Cocking married, on August 19, 1813, at Christ Church, Washington Parish, Charles Carroll Glover, a prominent Maryland attorney. With him she had three children; the 1820 census records that they also owned two slaves, and an 1820 document notes the manumission of a 41-year-old female slave, Fanny, "she being able to obtain a living for herself".

Glover died in 1827, and was interred in the family plot at Washington's Oak Hill Cemetery. Whether or not she continued her literary career after emigration is unknown.

Sources differ on the question of the names and longevity of her children. Becoming Jane specifies Glover would go on to outlive all three of her children - a daughter, Adeline, who died at 9 months, and sons William, died at 21, and Richard, died at 29. Charles C. Glover, Jr., a great-grandson of the couple, specifies "a daughter, Matilda, the wife of Robert Harper Williamson, also lived to be eighty-seven, and another daughter, Mary Jane, wife of Abraham Ferree Shriver, lived to the age of ninety-four, dying of influenza in the war epidemic of 1918. The only son of Charles and Jane Glover was Richard Leonidas, who married Caroline Percy of North Carolina".

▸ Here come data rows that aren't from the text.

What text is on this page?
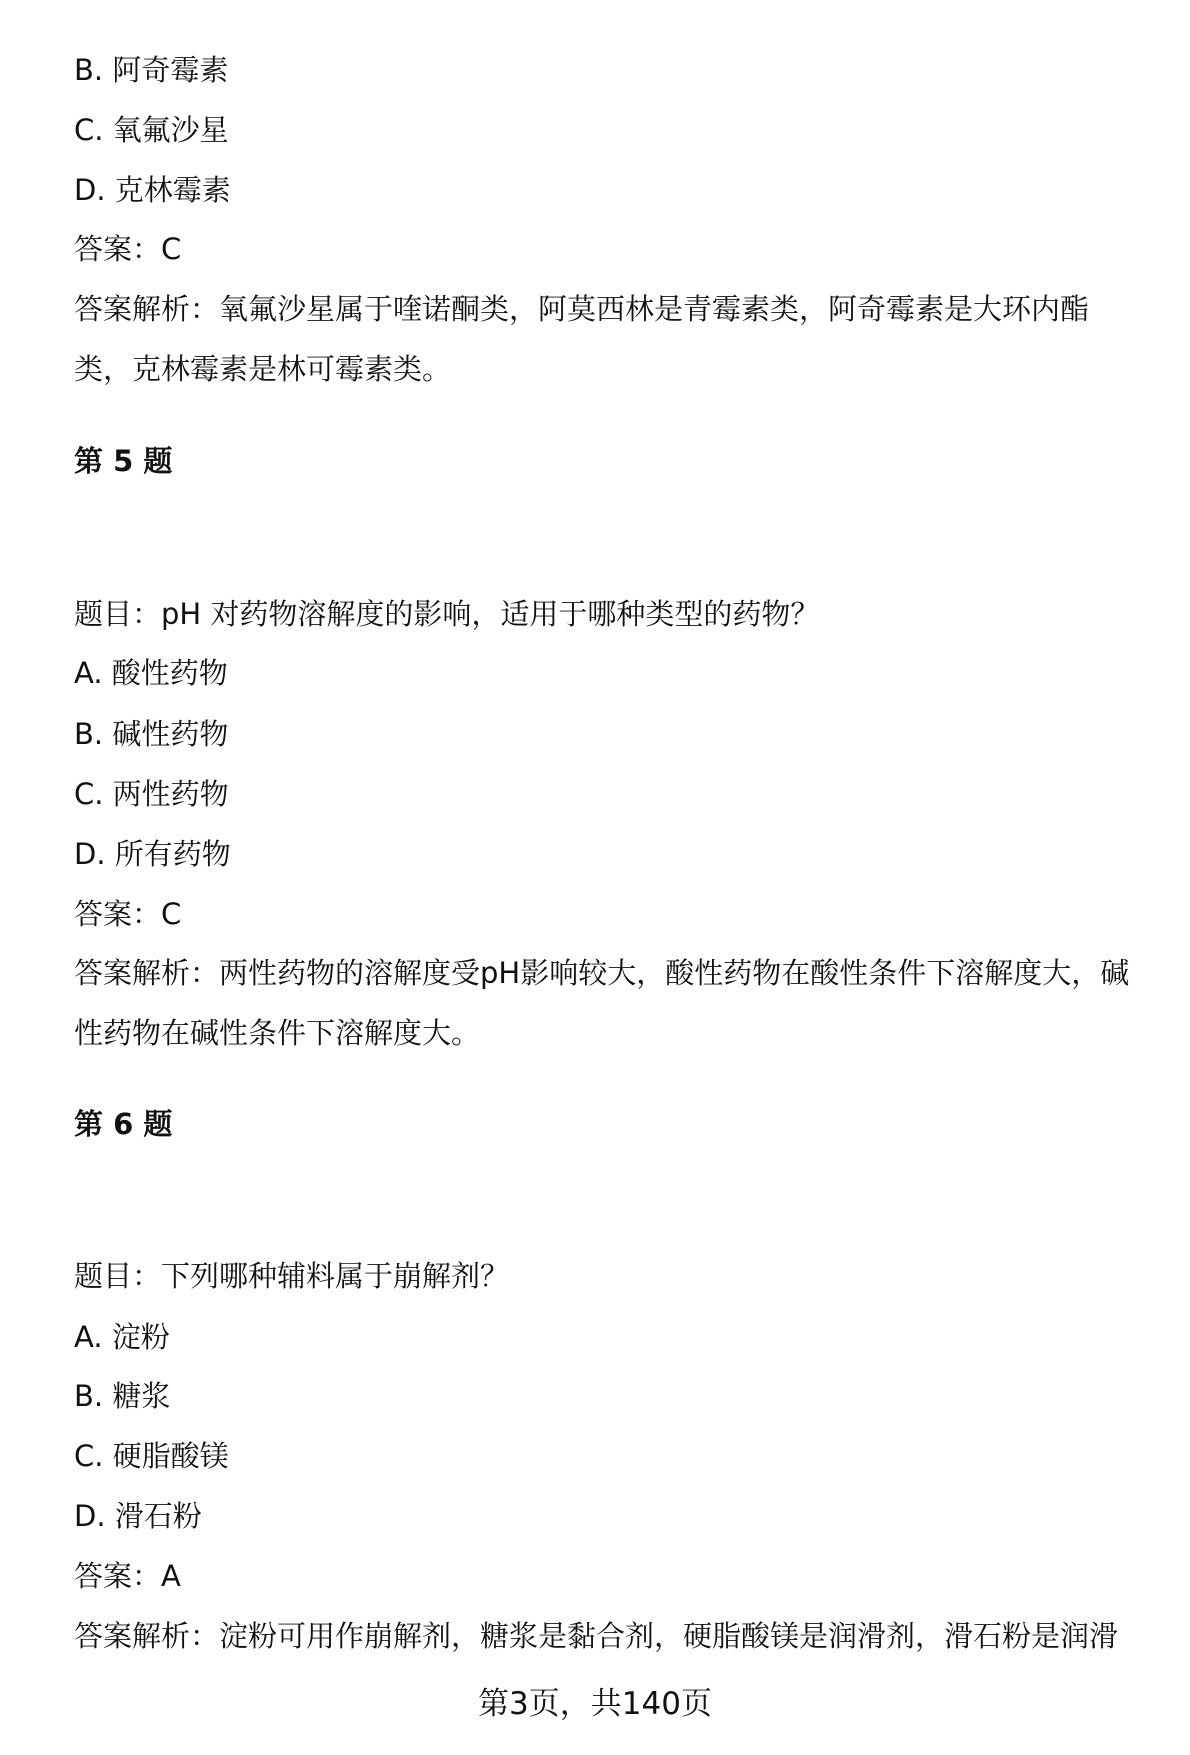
B. 阿奇霉素
C. 氧氟沙星
D. 克林霉素
答案：C
答案解析：氧氟沙星属于喹诺酮类，阿莫西林是青霉素类，阿奇霉素是大环内酯
类，克林霉素是林可霉素类。
第 5 题
题目：pH 对药物溶解度的影响，适用于哪种类型的药物？
A. 酸性药物
B. 碱性药物
C. 两性药物
D. 所有药物
答案：C
答案解析：两性药物的溶解度受pH影响较大，酸性药物在酸性条件下溶解度大，碱
性药物在碱性条件下溶解度大。
第 6 题
题目：下列哪种辅料属于崩解剂？
A. 淀粉
B. 糖浆
C. 硬脂酸镁
D. 滑石粉
答案：A
答案解析：淀粉可用作崩解剂，糖浆是黏合剂，硬脂酸镁是润滑剂，滑石粉是润滑
第3页，共140页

A portrait of Glover by Pietro Bonanni was painted in 1821, and later became part of the collection of the Corcoran Gallery of Art. At that museum's dissolution in 2014 the painting was accessioned by the National Portrait Gallery of the Smithsonian Institution, where it currently resides. Pierre Charles L'Enfant, a family friend, made a number of sketches of the Glover family; only two of these, both of Charles Glover, survive.